REPUBLIKA.CO.ID, JAKARTA -- Berita mengenai anak tenggelam sering terdengar di media. Baru-baru ini, tiga anak tenggelam di Sungai Cimandiri Leuwi Jujung Kampung Tegaldatar Desa Cibatu Kecamatan Cikembar Kabupaten Sukabumi, Jawa Barat. Saat ditemukan, satu di antaranya dalam keadaan meninggal dunia pada akhir pekan lalu.
Apakah kasus anak tenggelam ini memang banyak terjadi di Indonesia? Apa penyebabnya?
Ketua Umum Pengurus Pusat Ikatan Dokter Anak Indonesia (PP IDAI), dr Piprim Basarah Yanuarso, SpA(K) mengatakan Indonesia terdiri dari 17 ribu pulau atau dikenal dengan negara kepulauan. Kondisi tersebut membuat masyarakat akrab dengan air.
"Oleh karena itu, sangat wajar bila kemampuan berenang harus dimiliki setiap orang Indonesia," ujarnya dalam media briefing dengan tema "Pertolongan Pertama pada Anak Berenang: Apa yang Harus Diwaspadai saat Anak Berenang", di Jakarta, Selasa (23/5/2023).
Menurut dr Piprim, banyaknya perairan di Indonesia membuka risiko tenggelam. Sayangnya sebagai negara kepulauan, masih banyak orang Indonesia yang tidak bisa berenang sehingga banyak kecelakaan tenggelam.

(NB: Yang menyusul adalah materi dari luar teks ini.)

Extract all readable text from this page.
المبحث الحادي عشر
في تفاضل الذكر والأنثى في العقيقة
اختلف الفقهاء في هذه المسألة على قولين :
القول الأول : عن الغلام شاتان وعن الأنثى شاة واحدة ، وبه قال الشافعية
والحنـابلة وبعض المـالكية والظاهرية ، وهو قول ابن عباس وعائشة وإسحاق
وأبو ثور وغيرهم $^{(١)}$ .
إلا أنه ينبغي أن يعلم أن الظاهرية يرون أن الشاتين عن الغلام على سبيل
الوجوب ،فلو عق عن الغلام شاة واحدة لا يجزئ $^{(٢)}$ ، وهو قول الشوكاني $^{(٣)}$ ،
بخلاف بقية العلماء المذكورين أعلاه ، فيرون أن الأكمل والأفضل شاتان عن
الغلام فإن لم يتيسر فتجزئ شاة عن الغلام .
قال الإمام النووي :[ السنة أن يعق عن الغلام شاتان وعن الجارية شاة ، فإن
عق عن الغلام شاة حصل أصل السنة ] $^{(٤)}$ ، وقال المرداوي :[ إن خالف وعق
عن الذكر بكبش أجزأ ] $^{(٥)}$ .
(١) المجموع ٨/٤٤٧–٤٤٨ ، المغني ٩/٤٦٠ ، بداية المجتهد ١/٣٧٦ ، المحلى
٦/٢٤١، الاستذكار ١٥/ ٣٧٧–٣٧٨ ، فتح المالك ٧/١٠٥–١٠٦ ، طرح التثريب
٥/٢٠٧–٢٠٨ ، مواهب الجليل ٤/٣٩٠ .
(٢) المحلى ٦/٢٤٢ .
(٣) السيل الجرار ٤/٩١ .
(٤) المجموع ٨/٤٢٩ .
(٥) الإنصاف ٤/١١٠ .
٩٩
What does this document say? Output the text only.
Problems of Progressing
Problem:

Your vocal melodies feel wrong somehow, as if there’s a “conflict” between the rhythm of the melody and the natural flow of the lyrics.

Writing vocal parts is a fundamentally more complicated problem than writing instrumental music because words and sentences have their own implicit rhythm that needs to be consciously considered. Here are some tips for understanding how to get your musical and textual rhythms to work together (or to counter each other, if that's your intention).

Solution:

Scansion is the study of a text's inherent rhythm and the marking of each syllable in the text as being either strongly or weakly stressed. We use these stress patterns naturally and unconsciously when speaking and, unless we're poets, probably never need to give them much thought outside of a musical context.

"Tenggelam ini problem signifikan di negara kita namun tidak terlaporkan. Kita tidak tahu data pastinya berapa. Kalau mau dicari, mudah-mudahan bisa," ujarnya. Dia mengatakan, kecelakaan tenggelam merupakan salah satu problem yang harus diantisipasi sebaik-baiknya.
Ketua Unit Kerja Koordinasi Emergensi dan Rawat Intensif Anak (UKK ERIA) IDAI, dr dr Ririe Fachrina Malisie SpA(K), kecelakaan air baik tenggelam maupun hampir tenggelam merupakan masalah yang harus kita hadapi.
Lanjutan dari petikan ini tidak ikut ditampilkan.